With Bond Purchases Suspended to Defend the Yuan, China’s Central Bank Sees BTC Hovering Under $95K

On Friday, the People’s Bank of China (PBOC) implemented a new strategy to stem the slide in the yuan, which has been struggling in recent months. The central bank announced that it would halt its bond purchases for the remainder of the month, a move aimed at curbing the falling bond yields and supporting the yuan’s value.

This decision came in response to the sharp decline in the yield on China’s 10-year government bonds, which fell below 1.6% earlier this week, reflecting a significant drop of 100 basis points over the past year, according to data from TradingView. With bond yields moving in the opposite direction of prices, the PBOC’s move signals its concerns over both the bond market’s performance and the yuan’s depreciation.

Meanwhile, the yield on U.S. government bonds has risen significantly, with the 10-year yield climbing to 4.7%, the highest it has been since November 2023. This widening yield gap between China and the U.S. is further pressuring the yuan, which recently fell to 7.32 per USD, extending its three-month losing streak.

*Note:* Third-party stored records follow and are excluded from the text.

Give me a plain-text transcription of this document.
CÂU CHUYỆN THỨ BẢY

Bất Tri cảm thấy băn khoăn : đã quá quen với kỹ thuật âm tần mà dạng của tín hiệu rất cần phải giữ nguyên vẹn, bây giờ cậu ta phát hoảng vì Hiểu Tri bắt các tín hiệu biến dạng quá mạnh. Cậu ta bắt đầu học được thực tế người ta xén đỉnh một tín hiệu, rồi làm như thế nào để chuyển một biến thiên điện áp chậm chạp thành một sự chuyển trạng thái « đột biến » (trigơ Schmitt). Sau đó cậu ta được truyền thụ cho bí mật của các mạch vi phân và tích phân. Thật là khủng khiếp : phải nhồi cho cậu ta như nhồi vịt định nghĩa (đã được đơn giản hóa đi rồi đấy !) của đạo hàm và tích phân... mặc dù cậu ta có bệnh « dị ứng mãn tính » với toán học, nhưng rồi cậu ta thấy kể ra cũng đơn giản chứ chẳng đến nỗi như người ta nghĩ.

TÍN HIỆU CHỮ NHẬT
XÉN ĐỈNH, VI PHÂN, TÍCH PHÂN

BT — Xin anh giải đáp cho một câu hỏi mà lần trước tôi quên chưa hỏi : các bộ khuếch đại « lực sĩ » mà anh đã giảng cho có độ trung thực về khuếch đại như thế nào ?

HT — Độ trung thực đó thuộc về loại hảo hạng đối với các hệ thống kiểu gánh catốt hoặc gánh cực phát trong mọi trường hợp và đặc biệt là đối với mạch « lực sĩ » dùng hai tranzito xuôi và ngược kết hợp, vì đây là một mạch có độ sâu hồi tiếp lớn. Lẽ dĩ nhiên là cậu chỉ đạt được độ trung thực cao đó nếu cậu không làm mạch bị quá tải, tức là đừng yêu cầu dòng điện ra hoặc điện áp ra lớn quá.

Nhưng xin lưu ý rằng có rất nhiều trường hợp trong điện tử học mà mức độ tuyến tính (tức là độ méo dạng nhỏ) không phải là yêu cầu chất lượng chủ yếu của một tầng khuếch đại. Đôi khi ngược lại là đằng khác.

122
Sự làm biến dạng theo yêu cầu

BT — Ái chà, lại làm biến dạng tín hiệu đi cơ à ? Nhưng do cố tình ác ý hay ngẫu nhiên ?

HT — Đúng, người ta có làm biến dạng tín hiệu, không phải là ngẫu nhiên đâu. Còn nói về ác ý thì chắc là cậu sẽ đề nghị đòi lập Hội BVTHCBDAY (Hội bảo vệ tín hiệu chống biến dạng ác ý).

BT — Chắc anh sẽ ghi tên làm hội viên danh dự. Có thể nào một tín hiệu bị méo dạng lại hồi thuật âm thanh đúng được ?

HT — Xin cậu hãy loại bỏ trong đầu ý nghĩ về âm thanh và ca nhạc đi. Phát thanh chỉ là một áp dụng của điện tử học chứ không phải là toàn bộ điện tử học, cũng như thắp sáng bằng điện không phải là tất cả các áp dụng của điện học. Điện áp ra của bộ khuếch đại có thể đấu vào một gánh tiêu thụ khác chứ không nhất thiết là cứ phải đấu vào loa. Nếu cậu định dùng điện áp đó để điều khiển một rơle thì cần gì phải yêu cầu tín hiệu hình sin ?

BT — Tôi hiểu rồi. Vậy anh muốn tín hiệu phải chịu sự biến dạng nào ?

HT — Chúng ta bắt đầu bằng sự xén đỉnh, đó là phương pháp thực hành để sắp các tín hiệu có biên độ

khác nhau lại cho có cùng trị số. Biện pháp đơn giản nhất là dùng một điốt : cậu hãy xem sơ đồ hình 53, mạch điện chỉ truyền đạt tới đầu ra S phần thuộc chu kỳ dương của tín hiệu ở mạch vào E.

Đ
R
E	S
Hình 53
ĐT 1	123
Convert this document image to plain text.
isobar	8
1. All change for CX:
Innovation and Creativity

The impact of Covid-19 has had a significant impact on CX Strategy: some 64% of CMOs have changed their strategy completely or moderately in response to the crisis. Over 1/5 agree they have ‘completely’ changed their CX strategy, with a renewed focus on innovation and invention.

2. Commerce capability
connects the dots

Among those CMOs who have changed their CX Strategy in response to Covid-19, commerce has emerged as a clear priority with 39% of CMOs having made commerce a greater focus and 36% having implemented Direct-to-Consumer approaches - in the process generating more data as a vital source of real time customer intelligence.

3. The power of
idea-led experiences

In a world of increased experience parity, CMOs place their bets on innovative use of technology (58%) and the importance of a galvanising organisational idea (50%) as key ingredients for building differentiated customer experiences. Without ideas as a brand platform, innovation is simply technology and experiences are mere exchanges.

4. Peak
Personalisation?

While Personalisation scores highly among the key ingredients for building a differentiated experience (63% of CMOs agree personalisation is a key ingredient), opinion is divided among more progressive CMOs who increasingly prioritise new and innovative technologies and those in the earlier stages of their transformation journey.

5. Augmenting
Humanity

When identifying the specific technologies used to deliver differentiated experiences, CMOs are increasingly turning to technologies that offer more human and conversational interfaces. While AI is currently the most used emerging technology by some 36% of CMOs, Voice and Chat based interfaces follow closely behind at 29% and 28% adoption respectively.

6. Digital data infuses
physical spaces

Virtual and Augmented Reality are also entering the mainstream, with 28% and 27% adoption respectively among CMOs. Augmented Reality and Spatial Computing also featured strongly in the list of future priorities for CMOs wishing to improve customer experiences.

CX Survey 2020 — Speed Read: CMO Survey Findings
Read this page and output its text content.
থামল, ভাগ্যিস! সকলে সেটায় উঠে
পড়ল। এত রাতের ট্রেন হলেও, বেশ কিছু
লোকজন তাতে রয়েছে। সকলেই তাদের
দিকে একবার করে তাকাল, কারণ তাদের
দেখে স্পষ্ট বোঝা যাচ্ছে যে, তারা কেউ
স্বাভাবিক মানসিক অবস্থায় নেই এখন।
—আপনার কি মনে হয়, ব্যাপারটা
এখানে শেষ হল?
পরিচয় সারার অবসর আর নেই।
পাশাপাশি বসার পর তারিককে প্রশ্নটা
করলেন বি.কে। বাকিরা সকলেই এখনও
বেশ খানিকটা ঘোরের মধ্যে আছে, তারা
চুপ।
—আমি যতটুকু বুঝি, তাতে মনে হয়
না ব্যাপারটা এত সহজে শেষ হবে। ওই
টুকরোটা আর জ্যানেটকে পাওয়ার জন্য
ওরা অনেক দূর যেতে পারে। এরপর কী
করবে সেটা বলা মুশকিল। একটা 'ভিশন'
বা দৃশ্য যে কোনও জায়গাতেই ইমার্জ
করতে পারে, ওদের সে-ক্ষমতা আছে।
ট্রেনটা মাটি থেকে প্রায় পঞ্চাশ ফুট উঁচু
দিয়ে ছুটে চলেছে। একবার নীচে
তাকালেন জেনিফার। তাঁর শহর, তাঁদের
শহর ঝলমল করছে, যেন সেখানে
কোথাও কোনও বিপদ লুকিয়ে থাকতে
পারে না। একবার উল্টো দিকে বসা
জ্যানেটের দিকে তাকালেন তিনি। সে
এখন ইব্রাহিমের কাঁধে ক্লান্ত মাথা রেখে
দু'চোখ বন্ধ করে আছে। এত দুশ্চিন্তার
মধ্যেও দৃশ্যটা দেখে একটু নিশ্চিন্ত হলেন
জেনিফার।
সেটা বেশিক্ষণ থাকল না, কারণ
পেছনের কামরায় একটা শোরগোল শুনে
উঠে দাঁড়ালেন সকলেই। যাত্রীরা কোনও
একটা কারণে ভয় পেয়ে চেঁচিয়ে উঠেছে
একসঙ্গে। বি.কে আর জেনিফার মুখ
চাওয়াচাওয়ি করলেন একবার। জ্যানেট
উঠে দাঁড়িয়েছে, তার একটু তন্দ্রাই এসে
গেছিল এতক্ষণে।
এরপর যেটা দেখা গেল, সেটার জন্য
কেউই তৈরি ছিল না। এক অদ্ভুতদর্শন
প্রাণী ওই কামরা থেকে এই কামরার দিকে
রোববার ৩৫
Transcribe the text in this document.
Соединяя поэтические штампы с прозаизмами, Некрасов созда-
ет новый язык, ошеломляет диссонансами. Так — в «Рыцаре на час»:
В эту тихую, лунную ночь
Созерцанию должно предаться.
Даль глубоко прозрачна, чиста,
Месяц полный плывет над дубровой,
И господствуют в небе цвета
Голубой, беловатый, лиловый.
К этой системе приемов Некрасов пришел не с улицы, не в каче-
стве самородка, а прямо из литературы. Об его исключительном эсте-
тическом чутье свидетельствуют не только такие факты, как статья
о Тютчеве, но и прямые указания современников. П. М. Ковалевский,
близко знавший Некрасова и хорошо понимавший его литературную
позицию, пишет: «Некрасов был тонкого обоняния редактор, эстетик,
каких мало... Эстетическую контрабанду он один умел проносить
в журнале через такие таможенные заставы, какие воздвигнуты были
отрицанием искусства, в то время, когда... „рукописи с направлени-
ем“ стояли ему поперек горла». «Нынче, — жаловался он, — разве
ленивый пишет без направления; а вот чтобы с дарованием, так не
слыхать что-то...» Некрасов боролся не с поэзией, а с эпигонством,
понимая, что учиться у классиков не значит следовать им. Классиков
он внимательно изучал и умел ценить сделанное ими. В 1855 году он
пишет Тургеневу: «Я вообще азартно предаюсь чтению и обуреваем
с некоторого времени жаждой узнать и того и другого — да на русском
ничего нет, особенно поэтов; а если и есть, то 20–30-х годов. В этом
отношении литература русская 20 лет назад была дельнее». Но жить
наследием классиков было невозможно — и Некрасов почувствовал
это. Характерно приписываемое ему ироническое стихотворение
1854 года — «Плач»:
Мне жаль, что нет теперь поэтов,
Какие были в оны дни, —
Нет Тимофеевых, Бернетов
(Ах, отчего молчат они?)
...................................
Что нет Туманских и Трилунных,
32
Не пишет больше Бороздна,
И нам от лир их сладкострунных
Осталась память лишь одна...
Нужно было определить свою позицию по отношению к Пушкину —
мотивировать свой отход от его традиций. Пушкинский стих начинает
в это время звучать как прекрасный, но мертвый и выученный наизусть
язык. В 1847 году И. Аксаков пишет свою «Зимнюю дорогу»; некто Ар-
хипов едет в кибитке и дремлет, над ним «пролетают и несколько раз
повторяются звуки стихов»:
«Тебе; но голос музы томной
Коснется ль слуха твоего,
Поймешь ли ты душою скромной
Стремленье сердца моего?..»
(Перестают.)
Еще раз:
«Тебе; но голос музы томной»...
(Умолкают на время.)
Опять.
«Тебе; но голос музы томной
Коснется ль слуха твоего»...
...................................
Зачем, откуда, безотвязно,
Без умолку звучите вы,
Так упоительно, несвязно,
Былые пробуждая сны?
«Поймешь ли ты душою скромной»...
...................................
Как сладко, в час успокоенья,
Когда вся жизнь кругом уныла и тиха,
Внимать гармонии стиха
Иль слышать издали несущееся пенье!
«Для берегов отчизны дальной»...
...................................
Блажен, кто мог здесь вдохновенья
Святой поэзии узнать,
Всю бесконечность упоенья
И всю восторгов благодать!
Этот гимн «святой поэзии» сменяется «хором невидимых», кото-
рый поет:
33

Analysts suggest that this weakening yuan could lead to capital flight, with some of the outflow potentially flowing into the cryptocurrency market, particularly Bitcoin (BTC). This shift could provide additional bullish momentum for BTC, as investors seek refuge from the yuan’s decline by diversifying into digital assets. As the uncertainty surrounding global trade and the potential economic policies of President-elect Donald Trump loom large, the crypto market remains an appealing option for capital preservation.